SABOTAGEM
museu da cidade de são paulo | casa da imagem 2014
letícia ramos | marcia xavier
texto: arnaldo antunes

"A partir desse quebra-cabeça de fatos e fotos, Marcia e Leticia foram concebendo este ambiente-instalação, onde seis retroprojetores; um backlight composto com a luz de uma das janelas; um olho mágico; sons pré-gravados e microfones que captam ao vivo os passos de quem entra; um filme produzido e projetado em 16 mm, simulando fatos que apenas se intuem; e uma sequência de fotos estroboscópicas de um arquivo caindo no espaço compõem a densa e tensa atmosfera de sabotagem."

(texto na íntegra ao final da página)








enigma
instalação
4 retroprojetores, cinzeiro e chave
200 x 200 x 200cm


suspeitos
reprodução de fotografia do acervo da casa da imagem em duratrans e backlight
100 x 100 cm



provas
reprodução em cromo 4x5 de fotografia do acervo da casa da imagem visto por uma lente de 10cm, desenho de ponta seca e luz















S A B O T A G E M
por Arnaldo Antunes

Quando Leticia Ramos e Marcia Xavier escolheram, no vasto acervo da Casa da Imagem, as fotos de destruição de uma sala de arquivos como ponto de partida para sua exposição conjunta naquela instituição, não sabiam bem do que se tratava.
Sabotagem? Vandalismo? Queima de arquivo?

As fotos, em preto e branco, traziam marcas da época e das circunstâncias em que foram tiradas. Mais do que um enfoque jornalístico, pareciam registros da ocorrência feitos pela polícia.
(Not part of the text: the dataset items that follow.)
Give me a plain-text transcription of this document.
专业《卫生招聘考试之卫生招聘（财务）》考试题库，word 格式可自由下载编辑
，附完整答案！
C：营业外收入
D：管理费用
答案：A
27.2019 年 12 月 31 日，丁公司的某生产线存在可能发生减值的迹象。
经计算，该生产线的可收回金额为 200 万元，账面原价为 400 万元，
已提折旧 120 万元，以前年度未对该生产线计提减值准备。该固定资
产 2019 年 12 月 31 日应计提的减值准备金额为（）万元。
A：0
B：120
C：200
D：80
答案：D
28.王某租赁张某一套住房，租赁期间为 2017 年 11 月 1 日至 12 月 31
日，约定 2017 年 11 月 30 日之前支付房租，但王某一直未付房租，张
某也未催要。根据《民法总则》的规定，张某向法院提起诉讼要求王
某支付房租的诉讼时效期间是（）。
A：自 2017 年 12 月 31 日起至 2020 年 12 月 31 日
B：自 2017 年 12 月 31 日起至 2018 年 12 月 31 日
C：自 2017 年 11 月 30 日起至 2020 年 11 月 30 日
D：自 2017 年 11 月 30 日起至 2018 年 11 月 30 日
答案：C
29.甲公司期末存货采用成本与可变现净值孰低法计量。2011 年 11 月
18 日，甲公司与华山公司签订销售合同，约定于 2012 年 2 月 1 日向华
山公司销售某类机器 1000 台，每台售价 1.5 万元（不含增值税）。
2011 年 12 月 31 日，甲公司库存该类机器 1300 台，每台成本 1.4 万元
Os grandes arquivos de metal com documentos de papel envelhecido sugeriam um cenário de meados do século passado.

Conseguiram localizar, num dos processos espalhados pelo chão do local depredado, o ano de 1944. Nas fichas da própria Casa da Imagem viram que a ocorrência se dera na sede da Prefeitura de São Paulo.

Pesquisando jornais da época (entre 1944 e 1950), encontraram, em O Estado de S. Paulo de 02/08/1947, a referência precisa na manchete: “Incêndios, apedrejamentos, correrias, tiroteios nas ruas e praças de São Paulo”, com o subtítulo: “Apedrejada e depois assaltada a sede da prefeitura na Rua Líbero Badaró”.
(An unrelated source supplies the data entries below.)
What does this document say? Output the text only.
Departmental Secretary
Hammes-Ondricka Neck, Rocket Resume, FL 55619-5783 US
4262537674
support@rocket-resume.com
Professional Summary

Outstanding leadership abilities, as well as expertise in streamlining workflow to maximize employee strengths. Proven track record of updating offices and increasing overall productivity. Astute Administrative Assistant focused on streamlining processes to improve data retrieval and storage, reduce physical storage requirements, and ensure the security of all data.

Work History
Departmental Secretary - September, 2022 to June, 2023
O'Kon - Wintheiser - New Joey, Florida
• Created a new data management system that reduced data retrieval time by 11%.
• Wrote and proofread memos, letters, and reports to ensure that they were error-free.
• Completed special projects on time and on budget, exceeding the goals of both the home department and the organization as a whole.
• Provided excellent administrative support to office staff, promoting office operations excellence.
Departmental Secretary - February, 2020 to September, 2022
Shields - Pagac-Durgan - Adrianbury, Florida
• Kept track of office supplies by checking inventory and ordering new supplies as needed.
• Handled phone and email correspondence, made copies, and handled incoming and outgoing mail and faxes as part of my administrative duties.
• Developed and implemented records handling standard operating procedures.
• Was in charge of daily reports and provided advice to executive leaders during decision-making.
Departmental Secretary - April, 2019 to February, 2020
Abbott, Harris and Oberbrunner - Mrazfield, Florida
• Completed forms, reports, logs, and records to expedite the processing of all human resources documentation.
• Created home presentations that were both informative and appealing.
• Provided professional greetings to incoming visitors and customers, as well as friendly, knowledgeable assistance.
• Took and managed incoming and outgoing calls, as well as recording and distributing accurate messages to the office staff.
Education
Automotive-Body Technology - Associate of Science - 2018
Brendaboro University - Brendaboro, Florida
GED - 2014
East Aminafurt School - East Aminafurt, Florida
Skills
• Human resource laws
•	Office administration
Viram então que se tratava de um desdobramento de manifestações de protesto contra o aumento de tarifas dos transportes coletivos naquele período. A assombrosa coincidência com o que ocorreu em São Paulo em junho 2013 foi mais um dos laços de uma rede de investigações documentais e instigações artísticas, que as foi motivando.

A partir desse quebra-cabeça de fatos e fotos, Marcia e Leticia foram concebendo este ambiente-instalação, onde seis retroprojetores; um backlight composto com a luz de uma das janelas; um olho mágico; sons pré-gravados e microfones que captam ao vivo os passos de quem entra; um filme produzido e projetado em 16 mm, simulando fatos que apenas se intuem; e uma sequência de fotos estroboscópicas de um arquivo caindo no espaço compõem a densa e tensa atmosfera de sabotagem.

O motor dessa criação não é a crônica, a fidelidade aos fatos ou a crítica social daquele contexto, mas a transmutação de vestígios e indícios em experiência sensível, no tempo presente.

Não há uma narrativa clara, mas a apropriação de um universo de referências para criar um ambiente, a partir do qual eclodem sensações de deslumbre e medo, beleza e ameaça, vertigem e violência, ordem e desordem. Rastos, sinais, acenos de fatos ocultos. Como um filme noir sem enredo.

Diferentemente do “seja marginal/seja herói” de Hélio Oiticica, a apropriação aqui do universo criminal (ou da ruptura das normas sociais) não surge impregnada de um viés ideológico. Parece apenas uma inspiração.

A relação se faz mais por uma associação metonímica, em que as fotos não apenas passam a fazer parte da instalação (alteradas por projeções, distorções e aparelhos ópticos), mas também servem de impulso para a constituição de sua atmosfera. Manchas de caos no tecido da ordem social, motivando a alteração de nossas estruturas cognitivas preestabelecidas.

Em vez de uma mensagem, um clima. Em vez de uma narrativa, uma experiência sensorial – que envolve o visitante em som, luz, imagem, tato. Sabotagem dos sentidos.

O fato desse ambiente ser instaurado justamente numa instituição cuja finalidade é manter um acervo organizado de imagens antigas (memória materializada) estabelece um paradoxo que subverte nossa percepção do real.
Essa subversão evoca algo de sublime, ao nos jogar na vertigem de uma desordem atávica, instaurada num espaço de ordem onde estava arquivada sua fagulha.